The proposal would create an interagency task force including the heads of the agriculture, commerce, health and human services, treasury, state, and customs departments, as well as the Food and Drug Administration, National Institutes of Health, and Centers for Disease Control and Prevention, among others. No more than 60 days after the act is enacted, the group would submit a report to Congress on the steps already being taken to prevent the diseases, as well as any recommendations for further actions.

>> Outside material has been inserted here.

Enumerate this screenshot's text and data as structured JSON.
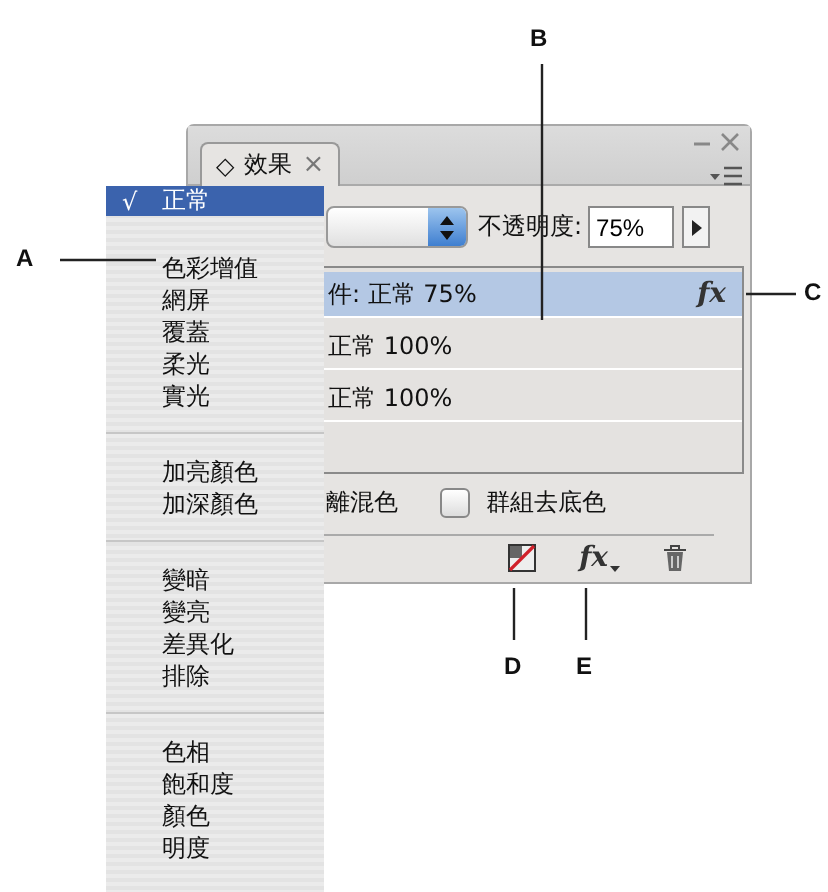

The bill-sponsored by Sens Ben Nighthorse Campbell, R-Colo, Orrin Hatch, R-Utah, and Herb Kohl, D-Wis-is called the Animal Disease Risk Assessment, Prevention, and Control Act of 2001. It would also assign the Secretary of Agriculture to report on prevention methods and economic and public health implications of these diseases.

The House was scheduled to consider the measure after the Easter recess.

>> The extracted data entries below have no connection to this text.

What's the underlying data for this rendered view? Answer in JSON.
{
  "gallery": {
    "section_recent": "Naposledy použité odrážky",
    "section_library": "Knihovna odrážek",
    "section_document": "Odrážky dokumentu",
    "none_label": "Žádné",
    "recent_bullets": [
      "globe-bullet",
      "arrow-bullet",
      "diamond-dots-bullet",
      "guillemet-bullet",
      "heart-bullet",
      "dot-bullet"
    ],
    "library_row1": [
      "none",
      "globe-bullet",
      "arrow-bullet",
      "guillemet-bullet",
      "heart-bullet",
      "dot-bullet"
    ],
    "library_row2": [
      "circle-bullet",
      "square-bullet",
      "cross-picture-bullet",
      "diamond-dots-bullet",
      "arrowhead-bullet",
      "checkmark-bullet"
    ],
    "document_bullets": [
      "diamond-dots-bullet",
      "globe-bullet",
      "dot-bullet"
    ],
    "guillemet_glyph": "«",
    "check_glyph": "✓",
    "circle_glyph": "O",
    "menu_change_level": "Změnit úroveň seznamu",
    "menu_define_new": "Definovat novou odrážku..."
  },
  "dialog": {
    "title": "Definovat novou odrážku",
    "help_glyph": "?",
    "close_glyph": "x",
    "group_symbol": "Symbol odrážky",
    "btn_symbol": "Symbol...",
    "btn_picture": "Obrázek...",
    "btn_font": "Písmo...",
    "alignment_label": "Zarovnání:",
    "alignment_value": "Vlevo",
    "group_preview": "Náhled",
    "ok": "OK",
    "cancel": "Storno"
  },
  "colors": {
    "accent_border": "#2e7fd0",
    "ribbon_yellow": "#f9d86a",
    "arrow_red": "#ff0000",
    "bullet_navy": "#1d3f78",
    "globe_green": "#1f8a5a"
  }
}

Other recent developments in transmissible spongiform encephalopathy prevalence, research, and policy

  • On April 2, scientists advising the European Commission published an opinion that Albania, Cyprus, the Czech Republic, Estonia, Hungary, Poland, and the Slovak Republic were likely to have BSE in their cattle. No cases have been confirmed in these countries, but the committee placed them in Category III of geographic BSE risk-meaning they are "likely to present a BSE risk, even if not confirmed, or presenting a low level of confirmed BSE risk"—on the basis of their importation of live cattle and meat and bonemeal from countries with BSE. All countries below Category I—"highly unlikely to present a BSE risk"—must remove specified risk material, including brain and spinal cord, from cattle before exportation.
  • In early April, Canadian wildlife officials confirmed the first case of chronic wasting disease in a wild deer in that country. Dozens of cases have been confirmed on elk farms in Canada since 1996, and more than 3,000 animals have been killed in an attempt to contain the disease. This case—appearing in a wild mule deer killed last fall in Saskatchewan—was discovered as part of a government surveillance program that collects and tests the heads of deer shot by hunters. In response to the finding, Saskatchewan Environment and Resource Management officials are implementing new measures to control the disease, including using higher limits for hunters to reduce the deer population in the affected area; reducing the artificial feeding of animals in the area to decrease "unnatural congregation," thus diminishing chances that the disease will spread; increasing the number of hunted deer tested for the disease; and establishing a public information hotline.
  • Researchers successfully infected macaque monkeys with a TSE by injecting the infectious agent into their bloodstream, suggesting that a form of the disease could be transmitted to humans intravenously. However, the scientists who worked on the study said this does not prove that people can contract variant Creutzfeldt-Jakob disease, the human form of BSE, through the blood supply, because the amount of infectious agent in human blood is unknown. The research was published in the March 27 Proceedings of the National Academy of Sciences.
  • Another team of scientists reported in the April issue of the journal Nature Medicine that they had slowed the progression of a TSE in mice by treating them with cobra venom factor before infecting them with the scrapie prion. The venom impairs the replication of the abnormal prions thought to cause TSE, thus delaying the onset of signs.